Come nella vicina Russi il seicentesco Palazzo S. Giacomo, la cui architettura richiama il palazzo dei Farnese a Colorno e quello ducale degli Estensi a Modena. Lì, il 29 giugno ecco La Notte dello Spiritual Jazz, con Lakecia Benjamin e Hamid Drake. La prima, con il suo sax, forte di cinque nomination ai Grammy, presenta l’ ultimo album Phoenix reimagined, fra r&b e funk, nell’ unica data italiana.
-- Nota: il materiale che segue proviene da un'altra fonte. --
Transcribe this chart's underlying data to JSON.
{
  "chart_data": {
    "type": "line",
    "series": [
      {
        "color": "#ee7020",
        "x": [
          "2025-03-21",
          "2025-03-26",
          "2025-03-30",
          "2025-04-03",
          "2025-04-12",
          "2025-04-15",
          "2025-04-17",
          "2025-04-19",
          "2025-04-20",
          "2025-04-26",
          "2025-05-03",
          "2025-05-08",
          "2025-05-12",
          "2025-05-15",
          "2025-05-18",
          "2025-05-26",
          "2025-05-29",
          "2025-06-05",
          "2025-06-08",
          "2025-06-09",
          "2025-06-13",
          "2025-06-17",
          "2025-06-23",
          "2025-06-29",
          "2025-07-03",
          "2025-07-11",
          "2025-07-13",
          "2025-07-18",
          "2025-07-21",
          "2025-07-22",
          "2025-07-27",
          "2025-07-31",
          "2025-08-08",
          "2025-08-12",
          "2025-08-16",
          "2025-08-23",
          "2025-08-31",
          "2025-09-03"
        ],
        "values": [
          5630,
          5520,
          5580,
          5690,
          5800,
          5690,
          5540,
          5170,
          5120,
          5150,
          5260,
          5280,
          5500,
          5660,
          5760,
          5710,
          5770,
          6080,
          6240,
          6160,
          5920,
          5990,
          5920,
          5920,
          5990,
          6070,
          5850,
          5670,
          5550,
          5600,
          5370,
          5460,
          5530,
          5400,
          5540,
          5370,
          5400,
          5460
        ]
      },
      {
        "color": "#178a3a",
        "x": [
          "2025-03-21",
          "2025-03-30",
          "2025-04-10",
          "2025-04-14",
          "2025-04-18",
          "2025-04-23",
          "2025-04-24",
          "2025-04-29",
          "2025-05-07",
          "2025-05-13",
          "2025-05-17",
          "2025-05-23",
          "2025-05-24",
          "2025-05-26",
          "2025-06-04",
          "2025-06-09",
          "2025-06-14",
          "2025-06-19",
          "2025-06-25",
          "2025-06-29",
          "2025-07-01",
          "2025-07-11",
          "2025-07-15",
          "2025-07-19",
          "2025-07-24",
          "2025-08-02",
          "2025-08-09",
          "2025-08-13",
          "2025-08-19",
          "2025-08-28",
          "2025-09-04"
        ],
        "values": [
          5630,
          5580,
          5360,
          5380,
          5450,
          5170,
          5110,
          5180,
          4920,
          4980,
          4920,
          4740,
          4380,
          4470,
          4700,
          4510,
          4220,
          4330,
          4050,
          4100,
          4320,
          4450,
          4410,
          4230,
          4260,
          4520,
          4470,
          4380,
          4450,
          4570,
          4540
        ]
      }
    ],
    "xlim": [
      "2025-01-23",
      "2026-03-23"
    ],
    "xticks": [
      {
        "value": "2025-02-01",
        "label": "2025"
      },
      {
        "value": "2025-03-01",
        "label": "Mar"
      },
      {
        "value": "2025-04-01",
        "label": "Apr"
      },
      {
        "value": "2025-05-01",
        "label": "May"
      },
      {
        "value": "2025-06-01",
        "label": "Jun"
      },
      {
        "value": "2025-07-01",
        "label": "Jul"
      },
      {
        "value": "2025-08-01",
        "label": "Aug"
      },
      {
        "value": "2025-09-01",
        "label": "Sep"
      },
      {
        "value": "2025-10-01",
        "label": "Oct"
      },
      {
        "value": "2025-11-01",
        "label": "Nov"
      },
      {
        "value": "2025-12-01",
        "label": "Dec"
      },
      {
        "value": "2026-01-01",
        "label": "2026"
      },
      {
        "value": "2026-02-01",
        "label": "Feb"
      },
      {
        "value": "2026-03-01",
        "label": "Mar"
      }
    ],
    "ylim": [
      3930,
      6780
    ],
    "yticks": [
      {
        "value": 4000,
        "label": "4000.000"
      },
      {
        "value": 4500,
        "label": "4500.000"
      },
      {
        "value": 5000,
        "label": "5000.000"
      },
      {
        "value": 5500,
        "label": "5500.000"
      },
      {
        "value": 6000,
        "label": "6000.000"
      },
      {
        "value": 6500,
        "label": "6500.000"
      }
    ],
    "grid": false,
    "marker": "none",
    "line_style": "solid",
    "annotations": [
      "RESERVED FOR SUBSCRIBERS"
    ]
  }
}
Numerosi sono i concerti nel cartellone del Festival, da Uri Caine a Malika Ayane ad altri. Anche a Ravenna dove, nell’architettura contemporanea di Palazzo De André firmato da Sadich, il 6 luglio ascoltiamo Max Richter con il suo nono album, In A Landscape. Lui stesso all’elettronica, assieme a un quintetto d’archi; un fugace autoritratto di un musicista in costante movimento, alla ricerca di un equilibrio perfetto tra suoni elettronici ed acustici. Circa tre miliardi di streams e un milione di album venduti: ne ricordiamo il successo planetario per la rilettura delle Quattro Stagioni e la colonna sonora della serie tv venduta in tutto il mondo, L’amica geniale.
Gran finale sul mare, all’Arena Stadio dei Pini di Cervia quando, il 9 luglio, con Night Reign risuonerà la voce pakistana di Arooj Aftab, compositrice che fonde il folclore della sua terra con il jazz. In questo album, nominato ai Grammy per “Best Alternative Jazz Album”, esplora la notte come metafora di introspezione e mistero, intrecciando testi in urdu e inglese. La musica crea un paesaggio sonoro ipnotico e sperimentale, fra atmosfere minimal e ritmi pulsanti.